Naquele tempo em que a gente assistia aos filmes do Godard e saía com a sisuda e juvenil cara de quem tinha entendido absolutamente toda a nouvelle vague, foi que eu vi a cena num filme do supracitado.
Um quiosque em Paris, numa esquina, todo de vidro. Lá fora se via os parisienses passando. Como parisiense passa bem, já notou? Cá, do lado de dentro do bar, um jovem estudante da Sorbonne, toma um café com o velho pai que veio lhe visitar do interior. De repente o velho campônio me solta esta:
– Meu filho, eu descobri que a terra é redonda!
Silêncio do filho. Parisienses continuam a passar lá fora. Close no rapaz:
– Mas pai, todo mundo sabe disso. Há milênios!
O velho balança a cabeça afirmativamente:
– Eu sei. Só que você sabe disto porque estudou, leu, o Gagarin falou. Eu também já sabia. Mas ontem eu descobri. Sozinho, entendeu? Estava na varanda e descobri. A terra é redonda, meu filho.
O rapaz da Sorbonne não entendeu o velho pai. Nem eu. Até outro dia. Porque eu descobri – sozinho! – que não existe pôr-do-sol. O sol não se põe. É a terra que se levanta. Eu sei que você sabe disso. Porque leu, já viu desenhinho, filminho.
É a vantagem de se morar numa ilha. A gente faz descobertas incríveis. Eu estava na minha varanda, esperando o sol se pôr atrás da montanha, lá do outro lado. Quando ele já estava metade atrás dela foi que eu tive a minha eureka! Senti que era a terra que estava girando em torno dela mesma, subindo. Senti que o sol estava parado – onde aliás sempre esteve e espero que não se mexa nunca – e a montanha subindo. Confesso que fiquei com medo de cair para trás. Mas não caí.
Apenas entendi o filme do Godard.
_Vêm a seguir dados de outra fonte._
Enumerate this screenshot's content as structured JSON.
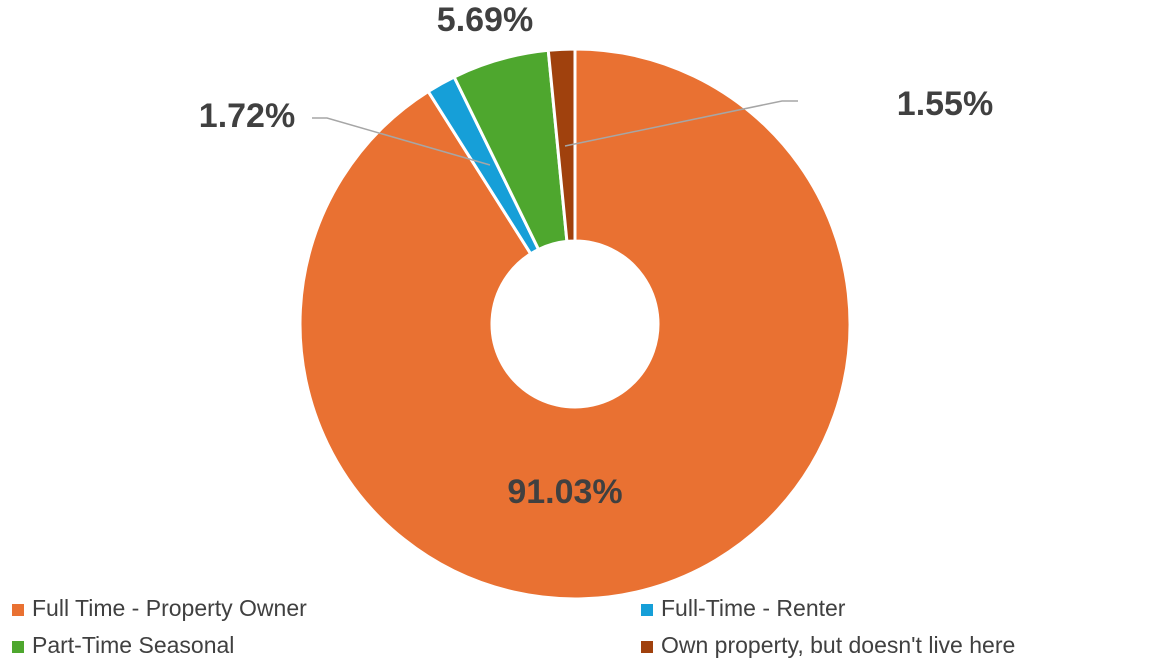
{
  "chart_data": {
    "type": "donut",
    "categories": [
      "Full Time - Property Owner",
      "Full-Time - Renter",
      "Part-Time Seasonal",
      "Own property, but doesn't live here"
    ],
    "values": [
      91.03,
      1.72,
      5.69,
      1.55
    ],
    "value_labels": [
      "91.03%",
      "1.72%",
      "5.69%",
      "1.55%"
    ],
    "colors": [
      "#E97132",
      "#169FD8",
      "#4EA72E",
      "#A0410D"
    ],
    "legend": "bottom"
  }
}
Uns trinta anos depois, baseado (olha a palavra…) em fatos reais.
Portanto, a expressão pôr-do-sol está completamente equivocada e devia ser banida dos dicionários. O certo é subir-da-terra. E você pode telefonar para alguém aí em São Paulo (onde nem sol tem mais) e dizer:
– Hoje peguei um subir da terra genial!
Em tempo: que fique claro que eu também descobri que o sol não nasce. É a terra que desce.
O Godard sabia das coisas. E os parisienses continuam passando atrás dos vidros dos bistrôs sem entender nada. Povinho ignorante.